Gastric cancer is a major cause of death worldwide, and is particularly common in certain Asian populations. Now, with the goal of understanding the molecular events causing the disease, Suk-Chul Bae, Yoshiaki Ito and colleagues describe in the 5 April issue of Cell a link between the development of gastric cancer and reduced expression of RUNX3, a gene encoding a transcription factor influenced by the transforming growth factor-β (TGF-β) signaling system.

Beginning their studies in laboratory mice, Bae, Ito and colleagues found that the absence of Runx3 leads to increased cell growth in the stomach mucosa (on right) compared with wild-type tissue (left). Wild-type stomachs were slightly larger and their walls thinner. The authors go on to show that Runx3 is required for the growth suppressive actions of TGF-β in this tissue. They conclude that Runx3 probably functions under normal conditions to rein in the growth of gastric epithelial cells. In humans, expression of the corresponding RUNX3 gene was also significantly reduced, when examined in clinical specimens from gastric tumors. The RUNX3 gene itself was found to be deleted in some gastric cancer specimens, most frequently in advanced tumors.

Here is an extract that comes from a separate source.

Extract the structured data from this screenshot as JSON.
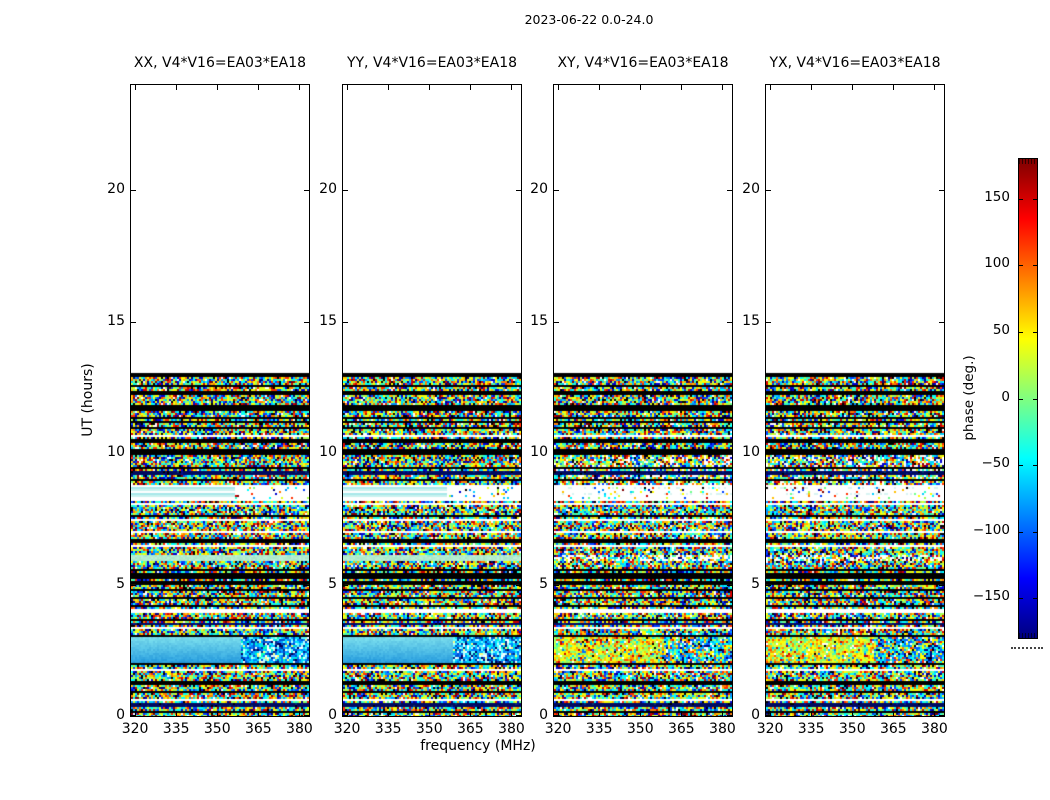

One hallmark of cancer cells is that genes encoding proteins that put a brake on cell growth—commonly known as tumor suppressor genes—are turned off by DNA methylation. The authors duly describe that DNA sequences regulating expression of the RUNX3 gene are methylated in tumor specimens but not in normal gastric epithelia. A search for DNA sequence mutations in RUNX3 which might affect the encoded protein's function, and thereby predispose individuals to develop gastric cancer, yielded only one abnormality in more than 100 tumor samples. Paradoxically, the apparent rareness of RUNX3 mutations provides a possible therapeutic route for future testing—RUNX3 genes silenced by DNA methylation could potentially be reactivated by the use of chemical agents such as histone deacetylase inhibitors, which can unmask genes that have been turned off by DNA methylation.